Because their model won’t be collapsing under its own contradictions.

Here’s the deeper insight.

The market isn’t punishing AI.

It’s punishing shallow AI.
It’s punishing automation without empathy.
It’s punishing platforms that pretend a ticket resolution equals customer satisfaction.
It’s punishing the illusion that replacing humans equals progress.

AI isn’t supposed to eliminate relationship.

It’s supposed to enhance it.

When you zoom out, those eight founder exits aren’t random.

They’re a pivot point.

The old CX model optimized for cost control.

The next model will optimize for connection.

The old model measured speed to close.

The next model will measure depth of trust.

The old model fragmented communication into channels.

The next model will unify identity across them.

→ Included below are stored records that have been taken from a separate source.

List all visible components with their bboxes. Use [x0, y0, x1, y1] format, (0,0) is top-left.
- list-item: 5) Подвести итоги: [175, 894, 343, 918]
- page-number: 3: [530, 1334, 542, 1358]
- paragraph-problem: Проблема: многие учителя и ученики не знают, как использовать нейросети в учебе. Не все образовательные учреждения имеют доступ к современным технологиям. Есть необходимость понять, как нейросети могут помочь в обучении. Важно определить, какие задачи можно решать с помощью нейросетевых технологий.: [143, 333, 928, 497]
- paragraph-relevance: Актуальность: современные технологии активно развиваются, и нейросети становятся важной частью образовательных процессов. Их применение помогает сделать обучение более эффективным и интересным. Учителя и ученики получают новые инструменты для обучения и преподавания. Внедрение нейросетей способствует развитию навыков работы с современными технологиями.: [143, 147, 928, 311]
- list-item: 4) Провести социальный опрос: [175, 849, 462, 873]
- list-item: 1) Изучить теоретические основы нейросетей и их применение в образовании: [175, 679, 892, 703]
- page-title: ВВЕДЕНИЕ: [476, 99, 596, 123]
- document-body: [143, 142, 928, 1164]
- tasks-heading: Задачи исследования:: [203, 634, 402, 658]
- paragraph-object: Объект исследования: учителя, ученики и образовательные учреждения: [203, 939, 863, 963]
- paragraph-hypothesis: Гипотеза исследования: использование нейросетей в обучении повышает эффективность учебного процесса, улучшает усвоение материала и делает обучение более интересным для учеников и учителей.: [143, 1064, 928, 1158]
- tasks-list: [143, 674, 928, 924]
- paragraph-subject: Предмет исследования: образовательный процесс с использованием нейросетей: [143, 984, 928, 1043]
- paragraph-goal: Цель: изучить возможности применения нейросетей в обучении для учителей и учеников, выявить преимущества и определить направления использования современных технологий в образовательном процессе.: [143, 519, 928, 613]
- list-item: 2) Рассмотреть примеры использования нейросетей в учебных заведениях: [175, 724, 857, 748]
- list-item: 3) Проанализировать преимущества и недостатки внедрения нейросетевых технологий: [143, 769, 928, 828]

That’s not a feature upgrade.

That’s a structural rewrite.

And just like in coaching, transformation starts when you admit the current system isn’t working.

Eight founder CEOs stepping down in 18 months is the industry admitting it.

The question now isn’t, “Who’s the next CEO?”

It’s, “Who’s building the relationship engine?”

Because in the long run, the companies that win won’t be the ones who close tickets the fastest.

They’ll be the ones who remember you.